Thursday, 20 March 2014

The PRA and Insurer Business Model Analysis - emerging risks into capital add-ons?

A rather revealing "topical article" was pushed out by our pals at the PRA this week, mouthwateringly titled "The role of business model analysis in the supervision of insurers".

I obviously threw my Woman's Weekly professional reading materials to one side in order to see how much juice there was in this particular fruit, and it is certainly worth a glance for anyone in the risk management game, if only for the idiot's guide to Life and General insurer business models it provides!

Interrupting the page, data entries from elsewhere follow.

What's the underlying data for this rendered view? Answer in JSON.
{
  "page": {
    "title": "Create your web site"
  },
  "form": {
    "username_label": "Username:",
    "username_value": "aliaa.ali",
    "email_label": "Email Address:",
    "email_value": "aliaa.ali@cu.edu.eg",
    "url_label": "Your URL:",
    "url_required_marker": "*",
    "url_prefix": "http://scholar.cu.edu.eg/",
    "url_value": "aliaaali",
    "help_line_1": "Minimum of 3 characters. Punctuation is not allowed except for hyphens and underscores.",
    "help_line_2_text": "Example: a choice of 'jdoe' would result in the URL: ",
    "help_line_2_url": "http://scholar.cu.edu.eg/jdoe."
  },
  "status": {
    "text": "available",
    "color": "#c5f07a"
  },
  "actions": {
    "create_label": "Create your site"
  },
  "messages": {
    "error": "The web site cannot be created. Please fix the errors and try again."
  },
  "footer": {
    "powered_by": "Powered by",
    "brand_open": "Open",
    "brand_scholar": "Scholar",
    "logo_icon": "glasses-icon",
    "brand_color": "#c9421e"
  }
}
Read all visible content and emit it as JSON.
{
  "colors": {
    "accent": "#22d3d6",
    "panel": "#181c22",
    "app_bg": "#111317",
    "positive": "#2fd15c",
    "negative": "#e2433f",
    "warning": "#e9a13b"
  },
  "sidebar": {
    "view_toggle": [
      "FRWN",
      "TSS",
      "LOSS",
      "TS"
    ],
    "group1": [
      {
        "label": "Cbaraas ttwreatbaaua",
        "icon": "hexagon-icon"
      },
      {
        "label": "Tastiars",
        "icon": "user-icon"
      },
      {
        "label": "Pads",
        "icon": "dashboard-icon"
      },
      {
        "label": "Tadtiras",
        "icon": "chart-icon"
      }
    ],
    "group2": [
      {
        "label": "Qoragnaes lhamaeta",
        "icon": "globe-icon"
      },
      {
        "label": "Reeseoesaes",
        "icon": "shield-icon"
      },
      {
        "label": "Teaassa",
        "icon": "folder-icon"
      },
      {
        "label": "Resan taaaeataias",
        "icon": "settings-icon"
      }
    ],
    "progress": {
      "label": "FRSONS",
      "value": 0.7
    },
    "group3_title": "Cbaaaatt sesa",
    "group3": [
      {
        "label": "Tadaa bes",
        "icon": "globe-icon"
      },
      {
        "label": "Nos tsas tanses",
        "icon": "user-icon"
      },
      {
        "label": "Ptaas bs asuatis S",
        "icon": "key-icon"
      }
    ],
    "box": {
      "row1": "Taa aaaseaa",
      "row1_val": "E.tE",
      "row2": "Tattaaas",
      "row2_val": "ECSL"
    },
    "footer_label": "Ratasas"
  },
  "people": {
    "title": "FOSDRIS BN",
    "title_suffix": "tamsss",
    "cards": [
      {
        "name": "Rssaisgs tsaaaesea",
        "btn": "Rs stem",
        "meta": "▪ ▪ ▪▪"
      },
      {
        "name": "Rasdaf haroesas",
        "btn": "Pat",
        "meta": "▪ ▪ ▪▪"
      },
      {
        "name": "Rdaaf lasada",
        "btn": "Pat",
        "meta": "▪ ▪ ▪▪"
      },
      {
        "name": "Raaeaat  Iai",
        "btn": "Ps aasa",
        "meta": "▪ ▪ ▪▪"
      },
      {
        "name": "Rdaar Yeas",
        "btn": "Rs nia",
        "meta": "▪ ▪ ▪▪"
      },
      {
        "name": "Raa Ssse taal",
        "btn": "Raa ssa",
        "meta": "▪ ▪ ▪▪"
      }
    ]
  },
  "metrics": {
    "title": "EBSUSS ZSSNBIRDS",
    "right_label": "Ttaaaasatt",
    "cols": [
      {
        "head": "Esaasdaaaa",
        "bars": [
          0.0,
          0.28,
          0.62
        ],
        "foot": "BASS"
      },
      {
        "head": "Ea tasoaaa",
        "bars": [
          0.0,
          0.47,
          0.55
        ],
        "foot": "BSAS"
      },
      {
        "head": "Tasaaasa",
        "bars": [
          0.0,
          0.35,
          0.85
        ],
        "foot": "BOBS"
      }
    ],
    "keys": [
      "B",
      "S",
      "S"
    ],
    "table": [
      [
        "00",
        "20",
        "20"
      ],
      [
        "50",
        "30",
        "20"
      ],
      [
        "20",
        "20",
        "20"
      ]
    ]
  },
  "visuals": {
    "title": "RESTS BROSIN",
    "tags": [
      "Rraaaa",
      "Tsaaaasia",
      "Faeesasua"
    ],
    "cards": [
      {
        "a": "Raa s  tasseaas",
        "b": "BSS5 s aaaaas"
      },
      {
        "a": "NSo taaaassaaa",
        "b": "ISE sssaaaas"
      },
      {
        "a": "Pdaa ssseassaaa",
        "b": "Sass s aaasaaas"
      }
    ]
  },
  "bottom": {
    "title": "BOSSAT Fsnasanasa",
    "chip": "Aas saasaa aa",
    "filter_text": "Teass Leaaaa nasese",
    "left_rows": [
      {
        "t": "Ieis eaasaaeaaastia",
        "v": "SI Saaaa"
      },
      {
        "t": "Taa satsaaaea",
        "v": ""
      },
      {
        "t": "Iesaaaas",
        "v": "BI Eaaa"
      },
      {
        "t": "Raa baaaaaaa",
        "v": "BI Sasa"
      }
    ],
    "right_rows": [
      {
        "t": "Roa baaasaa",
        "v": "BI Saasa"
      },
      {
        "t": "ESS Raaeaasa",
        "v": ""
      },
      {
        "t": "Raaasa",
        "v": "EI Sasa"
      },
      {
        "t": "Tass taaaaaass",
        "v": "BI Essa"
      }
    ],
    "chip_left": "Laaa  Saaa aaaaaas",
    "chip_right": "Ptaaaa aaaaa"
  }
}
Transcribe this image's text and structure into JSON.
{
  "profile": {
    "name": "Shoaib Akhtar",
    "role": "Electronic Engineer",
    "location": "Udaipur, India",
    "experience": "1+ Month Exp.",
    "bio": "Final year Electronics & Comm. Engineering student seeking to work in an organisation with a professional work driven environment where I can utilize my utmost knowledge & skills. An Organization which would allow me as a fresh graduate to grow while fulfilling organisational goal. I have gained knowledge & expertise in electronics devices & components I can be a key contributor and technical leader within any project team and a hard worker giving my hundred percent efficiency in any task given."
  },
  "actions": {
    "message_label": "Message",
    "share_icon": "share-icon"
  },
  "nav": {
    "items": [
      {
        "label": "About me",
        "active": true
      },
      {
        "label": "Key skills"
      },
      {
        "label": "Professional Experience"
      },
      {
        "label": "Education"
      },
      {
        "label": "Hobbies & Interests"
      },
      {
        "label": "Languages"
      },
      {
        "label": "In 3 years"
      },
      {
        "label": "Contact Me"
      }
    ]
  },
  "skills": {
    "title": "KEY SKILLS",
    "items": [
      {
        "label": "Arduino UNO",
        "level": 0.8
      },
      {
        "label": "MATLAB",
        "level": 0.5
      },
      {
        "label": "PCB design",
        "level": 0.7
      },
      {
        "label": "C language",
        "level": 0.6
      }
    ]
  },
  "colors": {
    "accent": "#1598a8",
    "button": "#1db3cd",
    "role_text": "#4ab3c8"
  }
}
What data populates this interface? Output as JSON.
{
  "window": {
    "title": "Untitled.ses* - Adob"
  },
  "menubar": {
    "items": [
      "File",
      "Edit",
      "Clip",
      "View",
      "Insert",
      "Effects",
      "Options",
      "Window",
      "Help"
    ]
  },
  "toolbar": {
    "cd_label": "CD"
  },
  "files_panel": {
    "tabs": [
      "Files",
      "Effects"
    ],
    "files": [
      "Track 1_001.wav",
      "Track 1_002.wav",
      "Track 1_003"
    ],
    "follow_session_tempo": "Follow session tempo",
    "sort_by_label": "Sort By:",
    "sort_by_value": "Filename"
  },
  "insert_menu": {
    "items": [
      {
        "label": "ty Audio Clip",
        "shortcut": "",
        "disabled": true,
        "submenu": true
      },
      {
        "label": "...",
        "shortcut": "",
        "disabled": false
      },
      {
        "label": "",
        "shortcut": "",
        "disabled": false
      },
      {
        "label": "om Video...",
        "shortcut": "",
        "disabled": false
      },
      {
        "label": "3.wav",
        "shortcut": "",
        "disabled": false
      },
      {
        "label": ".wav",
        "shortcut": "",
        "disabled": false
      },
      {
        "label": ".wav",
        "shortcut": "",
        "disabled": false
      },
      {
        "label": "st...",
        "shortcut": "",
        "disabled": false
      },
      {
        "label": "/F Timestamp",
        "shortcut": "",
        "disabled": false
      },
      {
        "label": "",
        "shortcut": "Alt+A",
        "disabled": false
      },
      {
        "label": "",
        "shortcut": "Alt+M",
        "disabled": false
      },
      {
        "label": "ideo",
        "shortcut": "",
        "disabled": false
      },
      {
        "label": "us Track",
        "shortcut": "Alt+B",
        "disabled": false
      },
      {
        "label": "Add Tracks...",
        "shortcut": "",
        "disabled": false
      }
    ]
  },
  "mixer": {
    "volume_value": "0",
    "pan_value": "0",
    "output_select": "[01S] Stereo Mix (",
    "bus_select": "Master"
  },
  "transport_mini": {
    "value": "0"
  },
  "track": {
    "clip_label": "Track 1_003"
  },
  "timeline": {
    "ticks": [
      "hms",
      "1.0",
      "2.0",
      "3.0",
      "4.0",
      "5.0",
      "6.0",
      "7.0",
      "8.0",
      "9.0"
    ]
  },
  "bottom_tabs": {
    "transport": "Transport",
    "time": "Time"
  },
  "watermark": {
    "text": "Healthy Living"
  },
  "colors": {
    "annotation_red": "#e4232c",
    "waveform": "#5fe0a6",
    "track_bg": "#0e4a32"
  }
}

Ironically, in the Life Insurer case (where they have chosen 'non-standard annuities' as a paradigm-changing product offering), they weren't able to forecast yesterday's scuppering of the UK annuities market in its entirety in their business model analysis!

It actually reads as quite a good case study in how we should be conducting emerging risk assessment against one's prevailing strategy, walking through specific changes in the operating environments of Life and General Insurers driven by both exogenous and endogenous factors.

With the price comparison website example, it is a good example of how a strategic risk filters down into second order risks which require reconsideration. The annuity example shows how the impact of competitors can impact both existing new business streams and the risk profile of one's existing book.

There is evidently an enormous emphasis being paid in the regulator's BMA activity to those grim business school concepts no doubt already permeating your emerging risk assessment processes such as SWOT and PESTLE analysis, as well as what (in future) will be supplied under Solvency II, most notably Profit and Loss Attributions and ORSA supervisory reports. I'm sure we will see over the next couple of years how the PRA's demand for these very sensitive in-house outputs materialises into supervisory action!

What perhaps Risk and Capital Management functions should be particularly cautious of is the leitmotif of the PRA "responding pre-emptively" where they feel that profits are not aligned with the risks insurance firms are taking. The following quote is of particular concern, as I can't see how this and the ORSA supervisory report aren't sharing the same womb (my emphasis)!;
"...the results of a BMA exercise help to inform the PRA's expectations of a firm's financial and non-financial resources. For example, the PRA might raise capital requirements, or require a firm to improve its governance process, to address weaknesses identified by BMA"
Bearing in mind we are months away from the first glut of ORSA material being delivered to Moorgate's finest, is the industry about to fertilise an expensive new world of capital add-ons via supplementary business model disclosure?

I appreciate that it has been emphasised by the PRA (p8) that ORSAs, and their supervisory reports, simply cannot be used to set regulatory capital, but in the context of what is being stated by the BMA team here, would they really be ignored?